The complexities of the insurance world mean that, at the very least, employees should be fully briefed, before leaving their own countries, as to the extent of their coverage and details of any exclusions.
Agencies need to be sure that they have a clear and transparent policy concerning the health and safety of their overseas employees. They should strongly encourage prospective employees, particularly those with dependants, to arrange adequate pension arrangements, and to make sure that existing life insurance policies are not invalidated by travel to a particular region of the world.
Younger aid workers may be less concerned about insurance or pension cover, but if they are permanently disabled for life, they may find that state benefits are far from adequate.
Where agencies have chosen not to take out comprehensive insurance, they need to demonstrate that they have made provision for meeting eventualities.

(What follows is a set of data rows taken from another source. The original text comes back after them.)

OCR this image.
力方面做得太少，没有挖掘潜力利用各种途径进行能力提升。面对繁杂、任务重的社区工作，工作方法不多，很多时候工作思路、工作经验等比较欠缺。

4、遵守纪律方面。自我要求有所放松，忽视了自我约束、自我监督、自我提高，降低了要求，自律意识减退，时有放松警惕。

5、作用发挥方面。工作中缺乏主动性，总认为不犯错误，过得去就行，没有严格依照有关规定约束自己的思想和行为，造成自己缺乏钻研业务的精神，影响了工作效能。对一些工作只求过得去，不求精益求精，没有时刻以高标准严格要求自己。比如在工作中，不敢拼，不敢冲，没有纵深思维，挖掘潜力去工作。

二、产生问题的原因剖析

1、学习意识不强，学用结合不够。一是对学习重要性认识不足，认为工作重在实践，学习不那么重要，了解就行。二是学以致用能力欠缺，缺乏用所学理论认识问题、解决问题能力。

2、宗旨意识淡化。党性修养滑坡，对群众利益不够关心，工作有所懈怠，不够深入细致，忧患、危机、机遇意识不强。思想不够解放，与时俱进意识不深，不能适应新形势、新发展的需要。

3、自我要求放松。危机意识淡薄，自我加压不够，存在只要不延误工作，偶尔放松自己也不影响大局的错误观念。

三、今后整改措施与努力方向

Principle 7, of the People in Aid Code of Best Practice in the Management and Support of Aid Personnel (published as Network Paper 19 and distributed in this February mailing) recommends that insurance provision procedures are regularly reviewed and information to staff updated, and that field staff and families accompanying them receive oral and written briefing on country or regional security, emergency evacuation procedures and insurance arrangements before the assignment begins.
ODA, UNICEF and others have indicated that funding may become conditional on agencies agreeing to adhere to such practice.